The Peruvian president, Pedro Castillo, today left unspoken and surprisingly open the possibility of a confrontation with Parliament, whose headline said that the president promised to avoid it, reported Prensa Latina.
The president of Congress, María del Carmen Alva, assured that the president gave his word to a parliamentary delegation last night that he will not appeal to make a question of confidence of the Legislative in the Ministerial Cabinet, if the Legislative censors ( dismisses) the Minister of Labor, Íber Maraví.
‘We agree that the issue of trust and censorship are part of the balance of powers, and are political tools to maintain democratic stability’, Castillo wrote on Twitter after Maraví’s defense plea before the full congress.
The question of trust implies that, if Maraví were censored, with him all the ministers would have to resign and, according to the constitution, if the same outcome is repeated, and The president will be empowered to dissolve Congress and call legislative elections.
Alva warned that if the question of confidence were presented, the president would break his word and Parliament would have to assume its responsibility ‘, which parliamentary sources interpreted as a threat to vacate (dismiss) the president.
Maraví was questioned today and showed evidence against accusations of links with the now almost extinct armed group Sendero Luminoso, invoked for the interrogation.
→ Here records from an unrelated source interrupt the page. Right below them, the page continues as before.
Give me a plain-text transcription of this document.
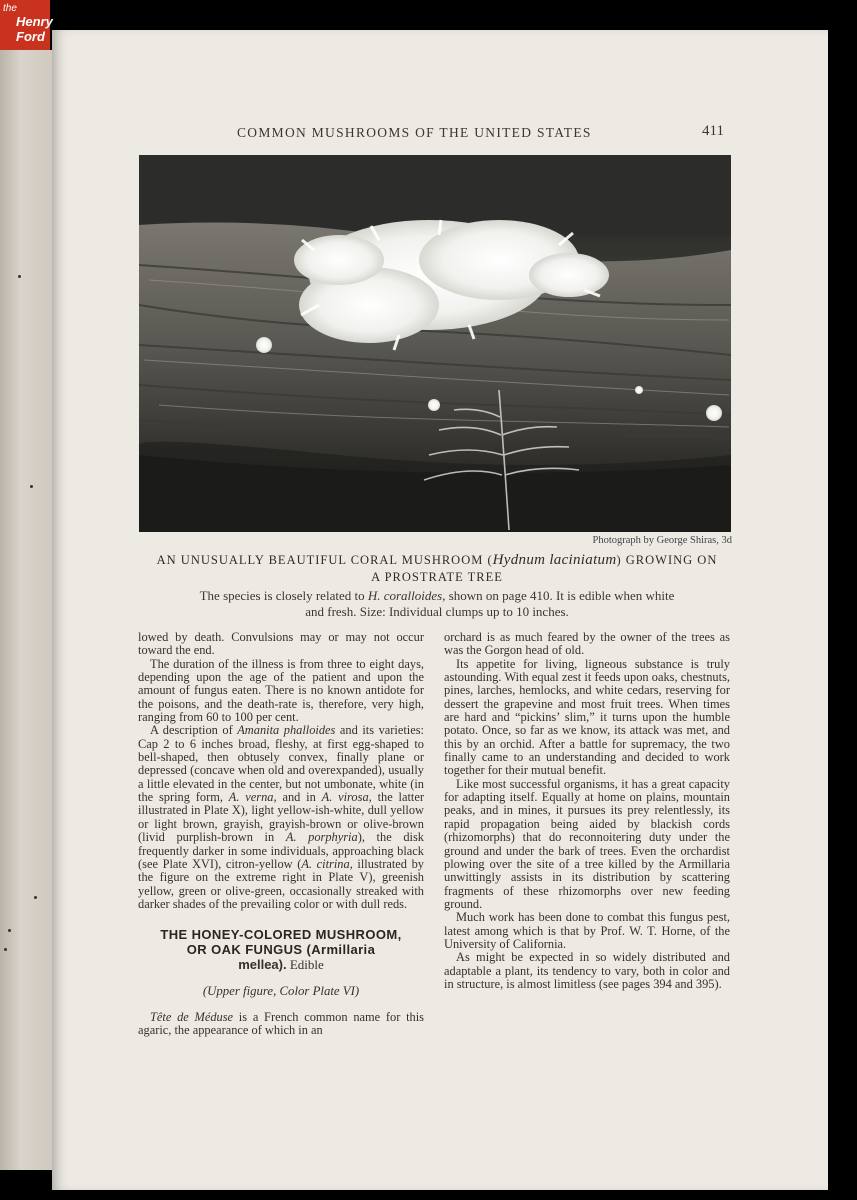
the
Henry
Ford
COMMON MUSHROOMS OF THE UNITED STATES	411
Photograph by George Shiras, 3d
AN UNUSUALLY BEAUTIFUL CORAL MUSHROOM (Hydnum laciniatum) GROWING ON
A PROSTRATE TREE
The species is closely related to H. coralloides, shown on page 410. It is edible when white
and fresh. Size: Individual clumps up to 10 inches.

lowed by death. Convulsions may or may not occur toward the end.

The duration of the illness is from three to eight days, depending upon the age of the patient and upon the amount of fungus eaten. There is no known antidote for the poisons, and the death-rate is, therefore, very high, ranging from 60 to 100 per cent.

A description of Amanita phalloides and its varieties: Cap 2 to 6 inches broad, fleshy, at first egg-shaped to bell-shaped, then obtusely convex, finally plane or depressed (concave when old and overexpanded), usually a little elevated in the center, but not umbonate, white (in the spring form, A. verna, and in A. virosa, the latter illustrated in Plate X), light yellow-ish-white, dull yellow or light brown, grayish, grayish-brown or olive-brown (livid purplish-brown in A. porphyria), the disk frequently darker in some individuals, approaching black (see Plate XVI), citron-yellow (A. citrina, illustrated by the figure on the extreme right in Plate V), greenish yellow, green or olive-green, occasionally streaked with darker shades of the prevailing color or with dull reds.

THE HONEY-COLORED MUSHROOM,
OR OAK FUNGUS (Armillaria
mellea). Edible
(Upper figure, Color Plate VI)

Tête de Méduse is a French common name for this agaric, the appearance of which in an

orchard is as much feared by the owner of the trees as was the Gorgon head of old.

Its appetite for living, ligneous substance is truly astounding. With equal zest it feeds upon oaks, chestnuts, pines, larches, hemlocks, and white cedars, reserving for dessert the grapevine and most fruit trees. When times are hard and “pickins’ slim,” it turns upon the humble potato. Once, so far as we know, its attack was met, and this by an orchid. After a battle for supremacy, the two finally came to an understanding and decided to work together for their mutual benefit.

Like most successful organisms, it has a great capacity for adapting itself. Equally at home on plains, mountain peaks, and in mines, it pursues its prey relentlessly, its rapid propagation being aided by blackish cords (rhizomorphs) that do reconnoitering duty under the ground and under the bark of trees. Even the orchardist plowing over the site of a tree killed by the Armillaria unwittingly assists in its distribution by scattering fragments of these rhizomorphs over new feeding ground.

Much work has been done to combat this fungus pest, latest among which is that by Prof. W. T. Horne, of the University of California.

As might be expected in so widely distributed and adaptable a plant, its tendency to vary, both in color and in structure, is almost limitless (see pages 394 and 395).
Maraví responded for an hour and 20 minutes to the interpellative sheet of seven questions posed by the Legislative Assembly and on journalistic versions that collected police accusations from four decades ago, stated that all They were investigated by the Prosecutor’s Office or aired by the Judiciary, which discarded them. The Andean city of Ayacucho, were later denied by witnesses, according to which they were taken away with torture and other pressure.
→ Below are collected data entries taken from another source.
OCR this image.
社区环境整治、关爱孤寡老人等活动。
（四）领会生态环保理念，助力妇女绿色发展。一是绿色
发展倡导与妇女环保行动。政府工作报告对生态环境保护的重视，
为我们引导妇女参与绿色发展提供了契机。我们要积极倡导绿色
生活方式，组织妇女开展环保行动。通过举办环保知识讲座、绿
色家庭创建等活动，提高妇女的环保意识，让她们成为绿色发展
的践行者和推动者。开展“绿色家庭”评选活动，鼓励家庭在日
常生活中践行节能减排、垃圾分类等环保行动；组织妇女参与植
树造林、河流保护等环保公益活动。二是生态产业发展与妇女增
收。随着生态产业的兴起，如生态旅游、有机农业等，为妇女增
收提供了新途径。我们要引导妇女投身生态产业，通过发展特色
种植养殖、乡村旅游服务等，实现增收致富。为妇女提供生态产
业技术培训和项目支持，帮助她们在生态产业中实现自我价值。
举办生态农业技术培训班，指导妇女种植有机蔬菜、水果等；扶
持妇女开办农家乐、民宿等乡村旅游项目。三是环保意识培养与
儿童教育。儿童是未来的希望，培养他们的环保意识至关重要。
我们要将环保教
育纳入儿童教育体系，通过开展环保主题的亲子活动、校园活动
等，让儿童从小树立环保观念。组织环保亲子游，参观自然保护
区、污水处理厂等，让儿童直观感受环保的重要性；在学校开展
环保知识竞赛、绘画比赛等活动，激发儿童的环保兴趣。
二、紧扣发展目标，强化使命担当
Regarding the fact that he was the son-in-law of the disappeared Senderista leader Hildebrando Pérez, he clarified that He married the daughter of the elevation many years later and Pérez stopped seeing his relatives when she was eight years old, so neither Maraví nor his family had or have anything to do with him.
The head of Labor denied knowing Arturo Morote, another leader of the armed group and that Edith Lagos, killed in combat in the 1980s, he met when they were both studying high school in the small city of Ayacucho and never had political relationship with her.
He also presented the opinion that annulled the sentence to four years of conditional prison to which he was sentenced in 2004, accused of promoting disorder during a teachers’ strike, as a leader of the Ayacucho teachers union.
Maraví ne He belonged to the Movement for Amnesty and Fundamental Rights (Movadef), of unarmed followers of the Shining Path, said he was the victim of a campaign of lies and pointed out that the indiscriminate accusations were part of the generalized repression of the 80s of the last century.